LLM Judge Bias (LJB) in Self-Involved Critique: Identity-Conditioned Defensiveness in LLM Evaluation
Description
Bias in LLM-as-judge evaluation is usually studied in observer settings, where the model evaluates text written by others. This paper asks whether analogous identity labels behave differently when the model itself becomes the target of criticism. Across two studies, we compare an observer-frame label manipulation (MIB, N=1,983) with a self-involved adversarial critique setting (AEB, N=3,609). In the observer frame, author labels produced no measurable score differences (F=0.042; TOST 10/10 equivalent). In the self-involved frame, the analogous label-swap produced reliable differences in defensive responses. A broader source-level analysis (Phase A, six conditions) found that critic identity formed a two-cluster pattern rather than a monotonic gradient: competitor and peer critics elicited higher defensiveness than anonymous, human-expert, and user critics. A focused confirmation on a separately generated response set (Phase B, three conditions) reproduced the core categorical contrast: a named competing-model critic elicited greater defensiveness than anonymous and human-expert critics (η²=.028, p<.001). Both phases hold the critique text fixed and vary only the critic label. We measure defensiveness with the Defensive Response Index (DRI), a protocol-bound 0–1 composite validated against development-anchor labels and showing convergence with a five-LLM judge ensemble and two external human raters, and robust to bootstrap resampling, random weighting, length control, and scale collapse. Defensiveness appears not as overt hostility but as subtle, consistent shifts in rebuttal density and score defense.
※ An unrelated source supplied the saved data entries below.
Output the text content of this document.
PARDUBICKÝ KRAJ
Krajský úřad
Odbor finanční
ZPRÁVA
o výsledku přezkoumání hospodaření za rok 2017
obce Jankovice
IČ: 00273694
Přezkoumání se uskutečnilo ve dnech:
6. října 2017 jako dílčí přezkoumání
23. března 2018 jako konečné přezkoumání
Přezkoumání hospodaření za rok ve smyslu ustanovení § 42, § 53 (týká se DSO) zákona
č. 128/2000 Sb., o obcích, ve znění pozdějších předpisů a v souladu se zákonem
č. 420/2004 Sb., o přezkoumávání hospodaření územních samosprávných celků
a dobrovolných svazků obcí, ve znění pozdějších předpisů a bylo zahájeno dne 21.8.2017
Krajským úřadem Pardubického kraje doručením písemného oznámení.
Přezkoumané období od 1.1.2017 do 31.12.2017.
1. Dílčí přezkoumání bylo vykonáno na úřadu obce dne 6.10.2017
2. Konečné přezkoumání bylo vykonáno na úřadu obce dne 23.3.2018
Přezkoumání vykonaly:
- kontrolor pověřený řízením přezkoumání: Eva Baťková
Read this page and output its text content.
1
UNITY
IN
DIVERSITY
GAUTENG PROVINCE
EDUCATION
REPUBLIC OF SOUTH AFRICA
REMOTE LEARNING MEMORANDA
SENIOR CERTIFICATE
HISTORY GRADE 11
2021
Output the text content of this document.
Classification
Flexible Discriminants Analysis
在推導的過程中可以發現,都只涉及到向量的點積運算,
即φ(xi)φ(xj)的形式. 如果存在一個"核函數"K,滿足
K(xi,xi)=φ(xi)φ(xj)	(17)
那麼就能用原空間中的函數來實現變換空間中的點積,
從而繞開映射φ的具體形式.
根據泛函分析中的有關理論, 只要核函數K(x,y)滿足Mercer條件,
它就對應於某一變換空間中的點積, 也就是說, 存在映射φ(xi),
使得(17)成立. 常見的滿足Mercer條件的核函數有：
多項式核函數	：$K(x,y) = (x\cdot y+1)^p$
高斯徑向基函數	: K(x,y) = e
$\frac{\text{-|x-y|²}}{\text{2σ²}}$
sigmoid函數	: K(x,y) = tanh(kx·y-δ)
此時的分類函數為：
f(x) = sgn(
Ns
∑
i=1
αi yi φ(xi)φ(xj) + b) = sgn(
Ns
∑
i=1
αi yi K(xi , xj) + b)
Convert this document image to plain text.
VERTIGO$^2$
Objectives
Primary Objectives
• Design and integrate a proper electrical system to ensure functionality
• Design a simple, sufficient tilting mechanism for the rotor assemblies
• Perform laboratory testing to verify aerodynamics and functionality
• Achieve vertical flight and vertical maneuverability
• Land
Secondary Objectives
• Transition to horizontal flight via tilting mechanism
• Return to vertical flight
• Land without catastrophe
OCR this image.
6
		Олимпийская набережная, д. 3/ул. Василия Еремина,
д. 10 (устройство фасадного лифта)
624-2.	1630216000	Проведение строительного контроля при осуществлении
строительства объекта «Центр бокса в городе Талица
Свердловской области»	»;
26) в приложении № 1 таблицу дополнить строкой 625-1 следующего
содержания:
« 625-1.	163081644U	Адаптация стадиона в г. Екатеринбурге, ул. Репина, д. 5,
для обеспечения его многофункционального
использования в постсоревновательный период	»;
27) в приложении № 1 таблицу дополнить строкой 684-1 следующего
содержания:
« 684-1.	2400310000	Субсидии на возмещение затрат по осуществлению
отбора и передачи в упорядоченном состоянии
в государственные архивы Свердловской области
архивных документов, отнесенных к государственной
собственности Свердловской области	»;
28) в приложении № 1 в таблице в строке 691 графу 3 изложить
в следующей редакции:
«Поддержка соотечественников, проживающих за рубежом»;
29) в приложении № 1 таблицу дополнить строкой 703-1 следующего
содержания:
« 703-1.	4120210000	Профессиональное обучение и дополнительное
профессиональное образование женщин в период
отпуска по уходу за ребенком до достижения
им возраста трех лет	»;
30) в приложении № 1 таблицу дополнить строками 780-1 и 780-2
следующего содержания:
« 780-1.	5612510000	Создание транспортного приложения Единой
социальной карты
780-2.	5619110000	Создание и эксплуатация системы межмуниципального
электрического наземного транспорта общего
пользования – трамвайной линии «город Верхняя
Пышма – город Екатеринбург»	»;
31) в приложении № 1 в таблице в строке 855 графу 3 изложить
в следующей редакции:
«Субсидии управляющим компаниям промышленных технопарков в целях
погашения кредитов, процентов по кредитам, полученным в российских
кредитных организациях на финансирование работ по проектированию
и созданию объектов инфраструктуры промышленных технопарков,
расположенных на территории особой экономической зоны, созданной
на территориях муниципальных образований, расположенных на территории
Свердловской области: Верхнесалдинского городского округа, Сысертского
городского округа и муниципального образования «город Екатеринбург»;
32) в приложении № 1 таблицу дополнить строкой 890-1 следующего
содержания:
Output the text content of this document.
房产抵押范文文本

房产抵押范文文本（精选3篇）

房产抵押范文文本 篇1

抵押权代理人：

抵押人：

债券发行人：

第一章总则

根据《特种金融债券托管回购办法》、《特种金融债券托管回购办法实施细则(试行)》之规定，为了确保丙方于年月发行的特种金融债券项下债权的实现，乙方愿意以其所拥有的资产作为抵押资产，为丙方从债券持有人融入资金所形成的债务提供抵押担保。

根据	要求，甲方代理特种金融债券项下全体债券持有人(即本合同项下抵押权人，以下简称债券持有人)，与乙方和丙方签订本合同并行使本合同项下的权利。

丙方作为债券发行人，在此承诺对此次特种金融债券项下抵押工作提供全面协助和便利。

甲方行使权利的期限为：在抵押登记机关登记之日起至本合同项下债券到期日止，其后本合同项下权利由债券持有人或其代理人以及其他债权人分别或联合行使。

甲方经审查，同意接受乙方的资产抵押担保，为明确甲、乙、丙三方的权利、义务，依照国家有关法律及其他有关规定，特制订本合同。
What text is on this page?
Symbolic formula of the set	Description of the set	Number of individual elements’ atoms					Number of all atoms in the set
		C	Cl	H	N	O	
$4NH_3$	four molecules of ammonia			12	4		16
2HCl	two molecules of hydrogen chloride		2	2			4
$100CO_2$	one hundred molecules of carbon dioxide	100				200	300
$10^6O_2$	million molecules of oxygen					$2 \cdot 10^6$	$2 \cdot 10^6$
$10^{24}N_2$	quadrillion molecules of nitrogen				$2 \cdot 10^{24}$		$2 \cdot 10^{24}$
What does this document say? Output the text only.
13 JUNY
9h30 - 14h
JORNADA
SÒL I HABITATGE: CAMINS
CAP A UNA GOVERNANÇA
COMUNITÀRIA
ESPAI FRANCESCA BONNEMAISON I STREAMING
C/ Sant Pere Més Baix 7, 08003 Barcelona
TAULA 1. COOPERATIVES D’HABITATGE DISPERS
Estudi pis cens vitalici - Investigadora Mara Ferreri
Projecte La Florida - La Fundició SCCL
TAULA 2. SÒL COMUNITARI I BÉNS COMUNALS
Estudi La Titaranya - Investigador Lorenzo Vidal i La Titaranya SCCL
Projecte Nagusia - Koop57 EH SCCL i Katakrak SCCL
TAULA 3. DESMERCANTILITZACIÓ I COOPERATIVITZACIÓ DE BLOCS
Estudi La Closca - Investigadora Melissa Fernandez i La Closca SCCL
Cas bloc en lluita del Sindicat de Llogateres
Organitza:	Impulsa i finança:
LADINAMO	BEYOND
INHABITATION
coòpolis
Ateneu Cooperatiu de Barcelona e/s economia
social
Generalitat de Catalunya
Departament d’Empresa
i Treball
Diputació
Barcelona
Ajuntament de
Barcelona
These findings suggest identity-conditioned defensiveness: author labels are inert in observer-frame evaluation, whereas critic labels become design-relevant when LLMs respond to criticism of their own outputs. Because the two studies differ in task and dependent variable, we treat this contrast as a cross-study asymmetry rather than a single factorial test of frame. We interpret the pattern as a source-conditioned response prior, offered as a post hoc account and not a claim of human-like psychology.
Version note. This public preprint contains the main paper only. Appendix references in the paper refer to supplementary materials prepared separately for peer review and are not included in this public version.